The invasion of Iraq has set off what could be the largest oil boom in history. All the signs are there: multinationals free to gobble up national firms at will, ship unlimited profits home, enjoy leisurely “tax holidays” and pay a laughable 1 percent in royalties to the government.


This isn’t the boom in Iraq sparked by the proposed new oil law — that will come later. This boom is already in full swing, and it is happening about as far away from the carnage in Baghdad as you can get, in the wilds of northern Alberta.
There is a certain irony there: The United States invaded Iraq at least in part to secure access to its oil. Now, thanks partly to economic blowback from that disastrous decision, it has found the “security” it was looking for right next door. It has become fashionable to predict that high oil prices will spark a free-market response to climate change, setting off an “explosion of innovation in alternatives,” as New York Times columnist Thomas Friedman wrote recently.


Alberta puts the lie to that claim. High prices have indeed led to an R&D extravaganza, but it is squarely focused on figuring out how to get the dirtiest possible oil out of the hardest-to-reach places. Shell, for instance, is working on a “novel thermal recovery process” — embedding large electric heaters in the deposits and literally cooking the earth. And that’s the Alberta tar sands for you: The industry already contributing to climate change more than any other is frantically turning up the heat.
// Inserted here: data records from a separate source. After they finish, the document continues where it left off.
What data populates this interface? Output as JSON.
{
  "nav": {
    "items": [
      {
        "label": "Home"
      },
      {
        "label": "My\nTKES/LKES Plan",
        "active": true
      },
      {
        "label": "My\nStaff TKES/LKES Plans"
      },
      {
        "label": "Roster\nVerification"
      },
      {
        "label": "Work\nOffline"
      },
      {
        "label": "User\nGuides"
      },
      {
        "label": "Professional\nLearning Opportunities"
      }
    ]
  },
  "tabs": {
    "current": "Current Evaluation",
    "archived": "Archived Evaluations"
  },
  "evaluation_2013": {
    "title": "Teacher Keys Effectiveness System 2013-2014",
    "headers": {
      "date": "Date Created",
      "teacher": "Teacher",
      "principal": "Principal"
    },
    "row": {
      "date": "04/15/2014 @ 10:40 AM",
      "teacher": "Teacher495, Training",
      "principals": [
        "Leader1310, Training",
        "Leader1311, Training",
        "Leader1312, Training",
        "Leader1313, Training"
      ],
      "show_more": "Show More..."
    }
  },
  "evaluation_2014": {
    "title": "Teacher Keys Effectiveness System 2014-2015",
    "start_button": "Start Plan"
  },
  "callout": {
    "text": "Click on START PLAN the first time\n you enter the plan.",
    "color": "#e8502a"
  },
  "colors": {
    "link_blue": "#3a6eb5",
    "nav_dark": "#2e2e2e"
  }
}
The process of refining bitumen emits three to four times the greenhouse gases produced by extracting oil from traditional wells, making the tar sands the largest single contributor to Canada’s growth in greenhouse gas emissions.


The $100-billion in projected investments from the tar sands have also turned Canada into a global climate renegade. That money is the primary reason why, at next week’s G8 Summit in Heiligendamm, my country’s oil-friendly Prime Minister, Stephen Harper, will join George W. Bush in opposing all serious attempts to cap or reduce greenhouse gasses.


Back at home, his government fully supports the oil industry’s plans to more than triple tar sands production by 2020, with no end in sight. If prices stay high, it will soon become profitable to extract an additional 141 billion barrels from the tar sand, which would place the largest oil reserves in the world in Alberta. Developing the sands is devouring trees and wildlife — the Pembina Institute, the leading authority on the tar sands’ environmental impact, warns that boreal forests covering “an area as large as the State of Florida” risk being leveled.

Now it turns out that the main river feeding the industry the massive quantities of water it needs is in jeopardy. Climate scientists say that dropping water levels are the result — fittingly enough — of climate warming. Contemplating the collective madness in Alberta — a scene even the Financial Times has labeled “some dystopian fantasy” — it strikes me that Canada has ended up with more than Iraq’s displaced oil boom.